Numpy: views vs copy by slicing
Solution 1:
The accepted answer by John Zwinck is actually false (I just figured this out the hard way!). The problem in the question is a combination of doing "l-value indexing" with numpy's fancy indexing. The following doc explains exactly this case
https://scipy-cookbook.readthedocs.io/items/ViewsVsCopies.html
in the section "But fancy indexing does seem to return views sometimes, doesn't it?"
Edit:
To summarize the above link:
Whether a view or a copy is created is determined by whether the indexing can be represented as a slice.
Exception: If one does "fancy indexing" then always a copy is created. Fancy indexing is something like a[[1,2]].
Exception to the exception: If one does l-value indexing (i.e. the indexing happens left of the =
sign), then the rule for when a view or a copy are created doesn't apply anymore (though see below for a further exception). The python interpreter will directly assign the values to the left hand side without creating a copy or a view.

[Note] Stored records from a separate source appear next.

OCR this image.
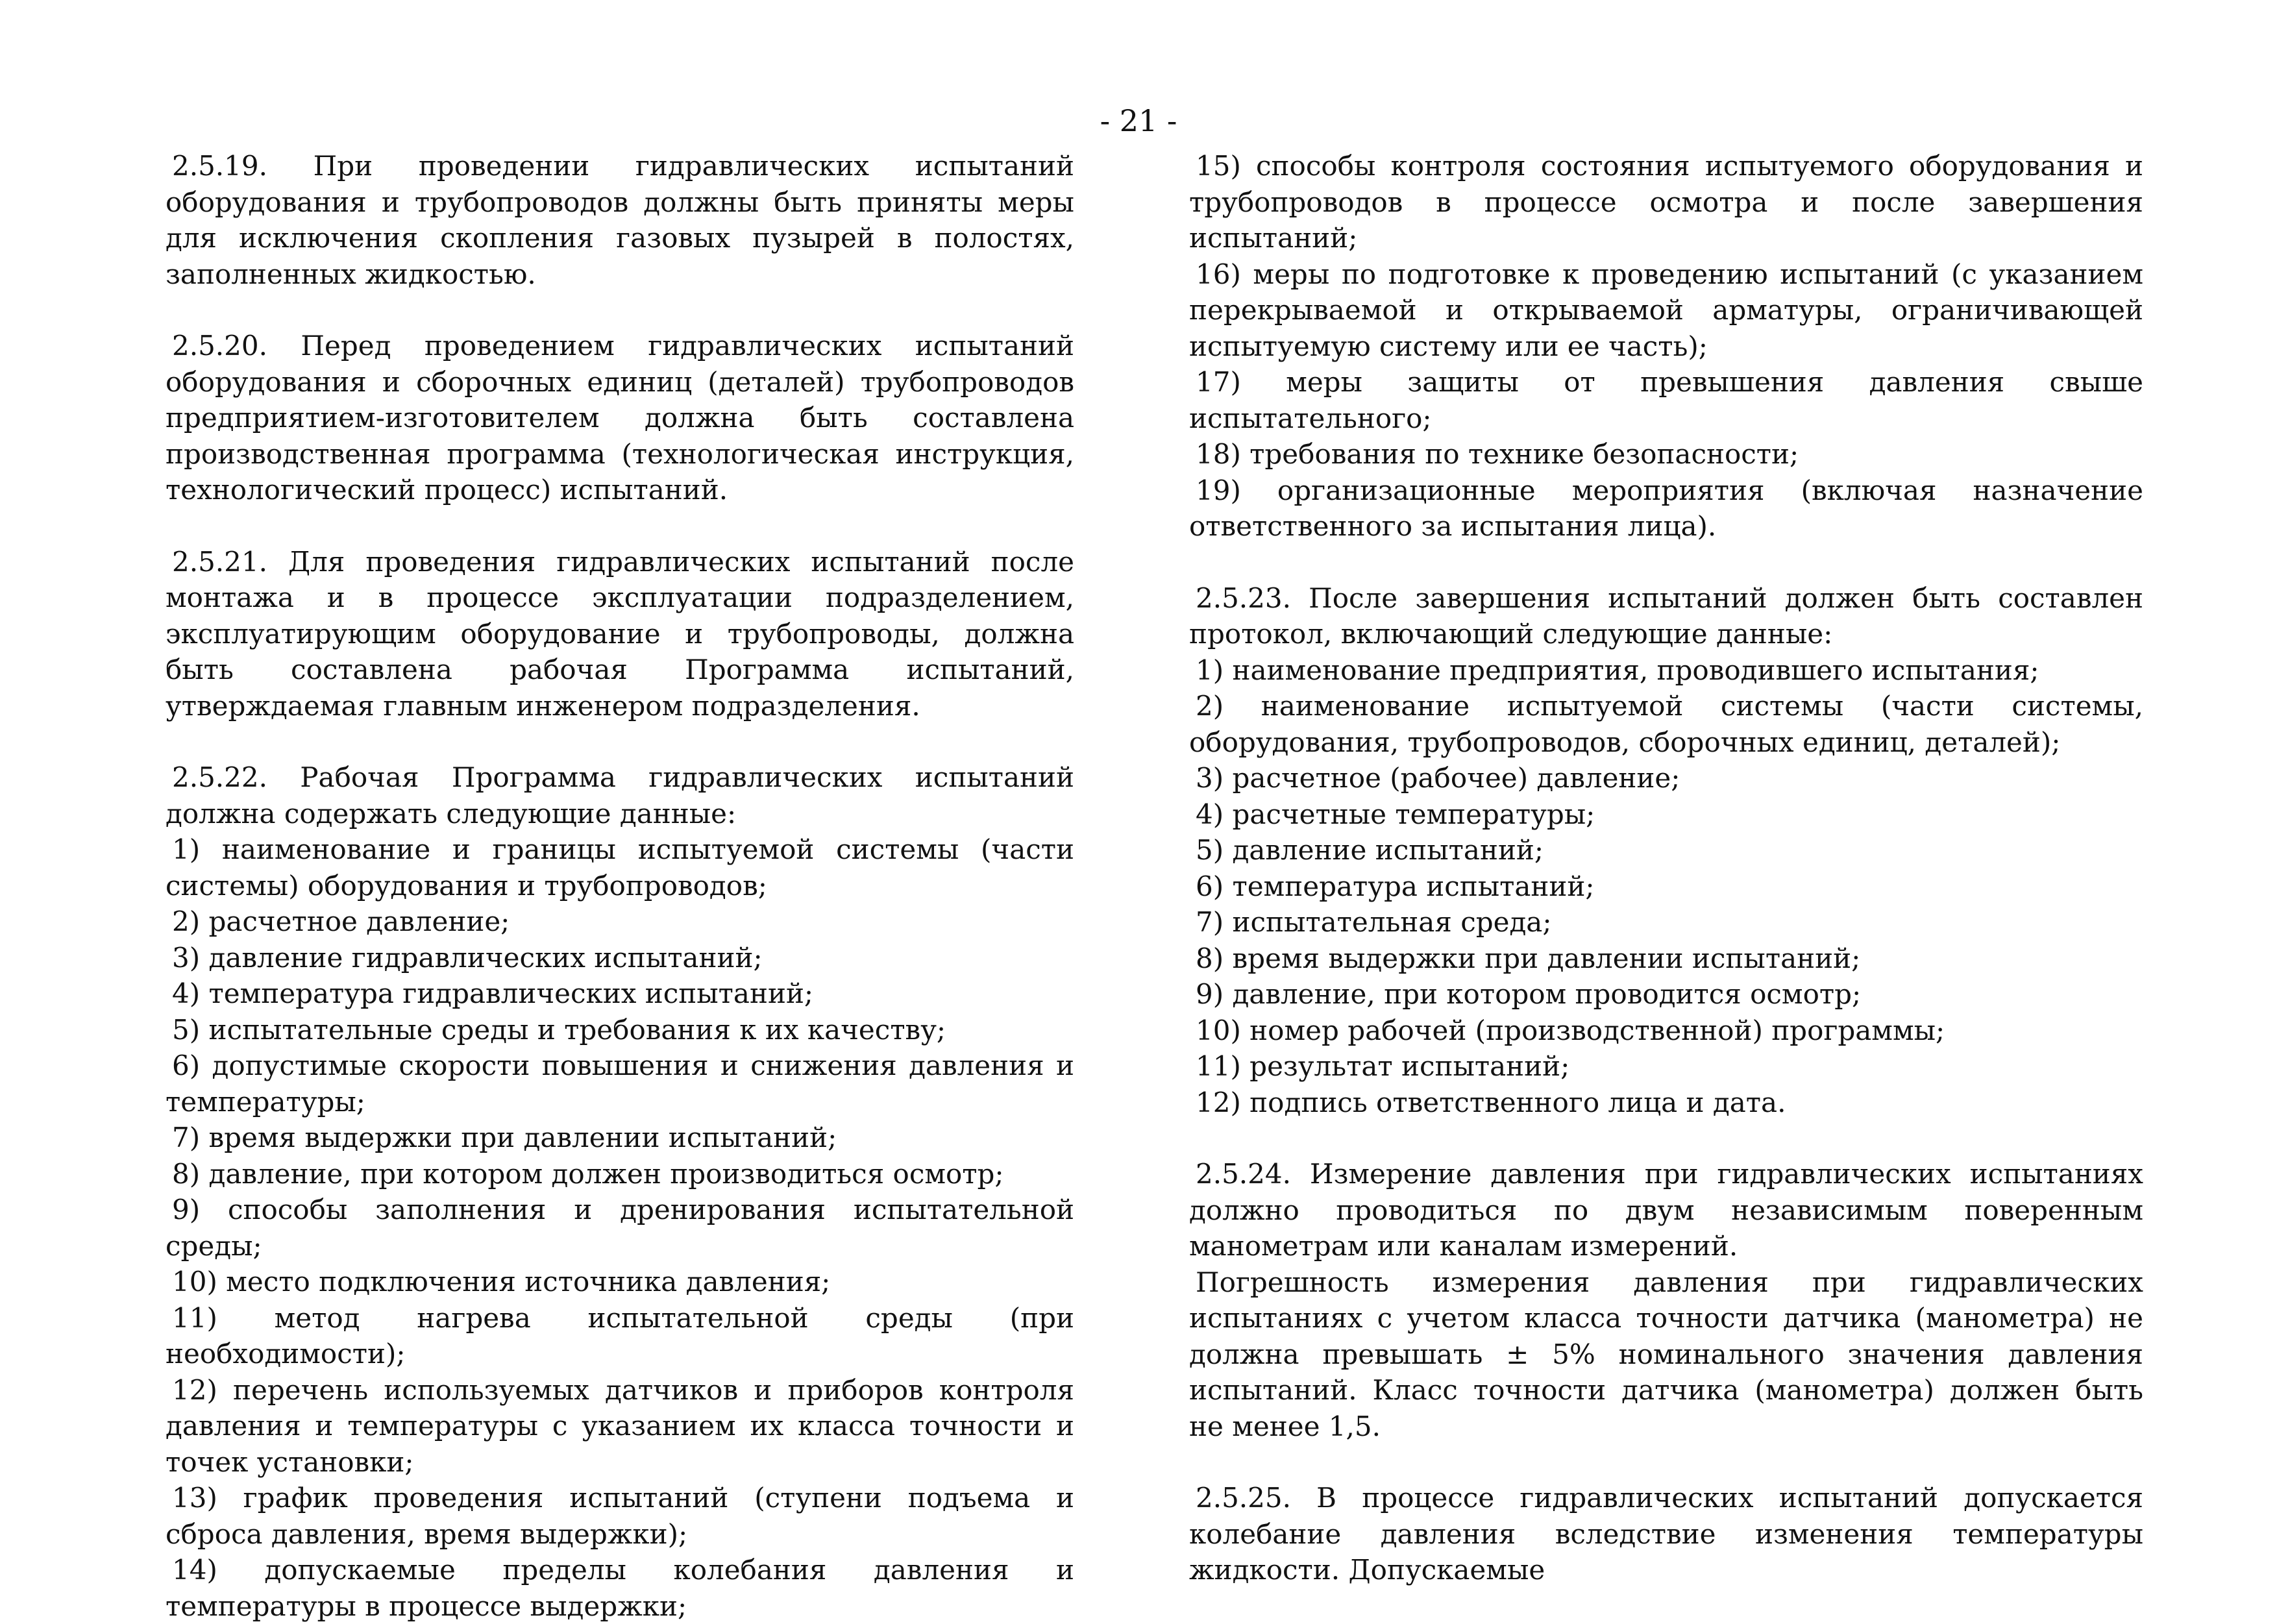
- 21 -

2.5.19. При проведении гидравлических испытаний оборудования и трубопроводов должны быть приняты меры для исключения скопления газовых пузырей в полостях, заполненных жидкостью.

2.5.20. Перед проведением гидравлических испытаний оборудования и сборочных единиц (деталей) трубопроводов предприятием-изготовителем должна быть составлена производственная программа (технологическая инструкция, технологический процесс) испытаний.

2.5.21. Для проведения гидравлических испытаний после монтажа и в процессе эксплуатации подразделением, эксплуатирующим оборудование и трубопроводы, должна быть составлена рабочая Программа испытаний, утверждаемая главным инженером подразделения.

2.5.22. Рабочая Программа гидравлических испытаний должна содержать следующие данные:

1) наименование и границы испытуемой системы (части системы) оборудования и трубопроводов;

2) расчетное давление;

3) давление гидравлических испытаний;

4) температура гидравлических испытаний;

5) испытательные среды и требования к их качеству;

6) допустимые скорости повышения и снижения давления и температуры;

7) время выдержки при давлении испытаний;

8) давление, при котором должен производиться осмотр;

9) способы заполнения и дренирования испытательной среды;

10) место подключения источника давления;

11) метод нагрева испытательной среды (при необходимости);

12) перечень используемых датчиков и приборов контроля давления и температуры с указанием их класса точности и точек установки;

13) график проведения испытаний (ступени подъема и сброса давления, время выдержки);

14) допускаемые пределы колебания давления и температуры в процессе выдержки;

15) способы контроля состояния испытуемого оборудования и трубопроводов в процессе осмотра и после завершения испытаний;

16) меры по подготовке к проведению испытаний (с указанием перекрываемой и открываемой арматуры, ограничивающей испытуемую систему или ее часть);

17) меры защиты от превышения давления свыше испытательного;

18) требования по технике безопасности;

19) организационные мероприятия (включая назначение ответственного за испытания лица).

2.5.23. После завершения испытаний должен быть составлен протокол, включающий следующие данные:

1) наименование предприятия, проводившего испытания;

2) наименование испытуемой системы (части системы, оборудования, трубопроводов, сборочных единиц, деталей);

3) расчетное (рабочее) давление;

4) расчетные температуры;

5) давление испытаний;

6) температура испытаний;

7) испытательная среда;

8) время выдержки при давлении испытаний;

9) давление, при котором проводится осмотр;

10) номер рабочей (производственной) программы;

11) результат испытаний;

12) подпись ответственного лица и дата.

2.5.24. Измерение давления при гидравлических испытаниях должно проводиться по двум независимым поверенным манометрам или каналам измерений.

Погрешность измерения давления при гидравлических испытаниях с учетом класса точности датчика (манометра) не должна превышать ± 5% номинального значения давления испытаний. Класс точности датчика (манометра) должен быть не менее 1,5.

2.5.25. В процессе гидравлических испытаний допускается колебание давления вследствие изменения температуры жидкости. Допускаемые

To prove that a copy is created in both cases, you can do the operation in two steps:
>>> a = np.arange(12).reshape(3, 4)
>>> b = a[0:3:2, :][:, [0, 2]]
>>> b[:] = 100
>>> a
array([[ 0, 1, 2, 3],
[ 4, 5, 6, 7],
[ 8, 9, 10, 11]])
and
>>> b = a[:, [0, 2]][0:3:2, :]
>>> b[:] = 0
>>> a
array([[ 0, 1, 2, 3],
[ 4, 5, 6, 7],
[ 8, 9, 10, 11]])
Just as an aside, the question by the original poster is the exact problem stated at the end of the scipy-cookbook link above. There is no solution given in the book. The tricky thing about the question is that there are two indexing operations done in a row.
Exception to the exception to the exception: If there are two indexing operations done in a row on the left hand side (as is the case in this question), the direct assignment in l-value indexing only works if the first indexing operation can be represented as a slice. Otherwise a copy has to be created even though it is l-value indexing.
Solution 2:
All that matters is whether you slice by rows or by columns. Slicing by rows can return a view because it is a contiguous segment of the original array. Slicing by column must return a copy because it is not a contiguous segment. For example:
A1 A2 A3
B1 B2 B3
C1 C2 C3
By default, it is stored in memory this way:
A1 A2 A3 B1 B2 B3 C1 C2 C3
So if you want to choose every second row, it is:
[A1 A2 A3] B1 B2 B3 [C1 C2 C3]
That can be described as {start: 0, size: 3, stride: 6}
.
But if you want to choose every second column:
[A1] A2 [A3 B1] B2 [B3 C1] C2 [C3]
And there is no way to describe that using a single start, size, and stride. So there is no way to construct such a view.
If you want to be able to view every second column instead of every second row, you can construct your array in column-major aka Fortran order instead:
np.array(a, order='F')
Then it will be stored as such:
A1 B1 C1 A2 B2 C2 A3 B3 C3
Solution 3:
This is my understanding, for your reference
a[0:3:2, :] # basic indexing, a view
... = a[0:3:2, :][:, [0, 2]] # getitme version, a copy,
# because you use advanced
# indexing [:,[0,2]]
a[0:3:2, :][:, [0, 2]] = ... # howver setitem version is
# like a view, setitem version
# is different from getitem version,
# this is not c++
a[:, [0, 2]] # getitem version, a copy,
# because you use advanced indexing
a[:, [0, 2]][0:3:2, :] = 0 # the copy is modied,
# but a keeps unchanged.
If I have any misunderstanding, please point it out.